Know before you go
Parking informationSmall carpark near birdhide
Grazing animalsCattle, all year round.
Often wet and prone to flooding at high tide, take care at all times.
The site is very tidal and can become completely submerged – please check the tides before visiting. Paths are muddy and should not be left, especially at the northern end of the reserve.
When to visit
Opening timesOpen at all times
Best time to visitAll year
About the reserve
This ever-changing salt marsh and estuarine reserve is an ideal place to experience nature’s forces at work: the power of the tides, seasons and weather are all keenly felt. Made up of a patchwork of wet grassland, salt marsh and wet willow woodland that at times can be completely submerged; this flood meadow is a haven for birds. Waders can be seen all year picking their way through the mud; the species changing with the seasons – it’s worth visiting more than once. The unique combination of flooding and brackish water also provides the conditions needed for some of our rarest plants. Stunning views and busy birds make this a great place to enjoy the ebb and flow.
Grazing for grassland
The Wildlife Trust aim to maintain the patchwork of open and wooded areas throughout the reserve. Cattle graze the site in spring and winter in order to stop the further spread of scrub: in their absence, the grassland would likely be colonised by plants like bramble and gorse and eventually become woodland. Maintaining this diversity in habitat allows as many different species to use the site as possible.

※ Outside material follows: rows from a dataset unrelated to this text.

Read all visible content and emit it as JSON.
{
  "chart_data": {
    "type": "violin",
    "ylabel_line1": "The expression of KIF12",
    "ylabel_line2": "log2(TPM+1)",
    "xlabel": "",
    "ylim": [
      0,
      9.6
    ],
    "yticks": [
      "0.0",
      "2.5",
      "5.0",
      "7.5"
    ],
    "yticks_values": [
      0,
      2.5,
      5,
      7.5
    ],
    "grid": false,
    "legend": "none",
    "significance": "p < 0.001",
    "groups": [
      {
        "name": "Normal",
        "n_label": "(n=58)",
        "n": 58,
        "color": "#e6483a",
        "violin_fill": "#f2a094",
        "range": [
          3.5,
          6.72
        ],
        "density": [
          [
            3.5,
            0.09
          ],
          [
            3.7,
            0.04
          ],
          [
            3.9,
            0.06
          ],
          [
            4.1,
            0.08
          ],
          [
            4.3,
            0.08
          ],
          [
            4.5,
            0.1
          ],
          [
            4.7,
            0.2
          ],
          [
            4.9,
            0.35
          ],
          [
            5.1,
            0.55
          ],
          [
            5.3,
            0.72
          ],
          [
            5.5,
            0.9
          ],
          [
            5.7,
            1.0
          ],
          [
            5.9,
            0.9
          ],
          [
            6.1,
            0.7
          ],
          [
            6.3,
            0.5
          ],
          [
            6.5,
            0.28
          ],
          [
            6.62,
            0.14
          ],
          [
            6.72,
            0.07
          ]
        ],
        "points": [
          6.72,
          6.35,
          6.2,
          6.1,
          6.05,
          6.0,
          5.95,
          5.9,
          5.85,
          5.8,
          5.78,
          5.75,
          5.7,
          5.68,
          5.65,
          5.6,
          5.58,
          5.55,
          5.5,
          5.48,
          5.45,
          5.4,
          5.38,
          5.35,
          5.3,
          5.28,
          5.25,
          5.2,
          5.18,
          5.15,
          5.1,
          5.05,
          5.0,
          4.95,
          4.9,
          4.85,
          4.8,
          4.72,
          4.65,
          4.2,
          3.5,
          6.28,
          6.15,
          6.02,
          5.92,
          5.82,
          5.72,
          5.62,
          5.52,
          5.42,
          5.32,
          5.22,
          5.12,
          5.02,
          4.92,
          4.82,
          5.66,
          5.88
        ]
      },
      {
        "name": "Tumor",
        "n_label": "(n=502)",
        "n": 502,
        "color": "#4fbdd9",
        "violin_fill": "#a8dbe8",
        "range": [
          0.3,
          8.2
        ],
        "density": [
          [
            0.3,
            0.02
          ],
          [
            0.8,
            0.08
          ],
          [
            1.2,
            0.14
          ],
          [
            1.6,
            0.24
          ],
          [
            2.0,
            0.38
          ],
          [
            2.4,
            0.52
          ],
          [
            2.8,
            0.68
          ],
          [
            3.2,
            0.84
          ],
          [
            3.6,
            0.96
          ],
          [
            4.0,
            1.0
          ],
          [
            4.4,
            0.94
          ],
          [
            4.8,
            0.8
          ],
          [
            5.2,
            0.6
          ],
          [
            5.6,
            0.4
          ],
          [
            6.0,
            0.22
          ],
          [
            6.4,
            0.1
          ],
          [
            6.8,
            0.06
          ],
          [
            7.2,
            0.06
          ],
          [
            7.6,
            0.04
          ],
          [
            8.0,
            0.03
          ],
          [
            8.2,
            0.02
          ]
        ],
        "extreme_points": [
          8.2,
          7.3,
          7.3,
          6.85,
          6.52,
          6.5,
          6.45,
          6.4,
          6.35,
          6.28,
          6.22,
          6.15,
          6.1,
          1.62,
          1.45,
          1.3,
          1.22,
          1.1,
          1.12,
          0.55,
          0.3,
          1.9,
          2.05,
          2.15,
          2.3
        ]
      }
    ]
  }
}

Traeth Glaslyn is located South East of Porthmadog, at the end of the Cob – park in the layby on the A497 (SH 585 378). The bird hide is accessible via a small gate near the toll cottage. The northern end of reserve can be reached by walking North along the road, then using either a small stile on the Left opposite a high wall or turning Left at the crossroads until you reach the reserve boundary (SH 592 389).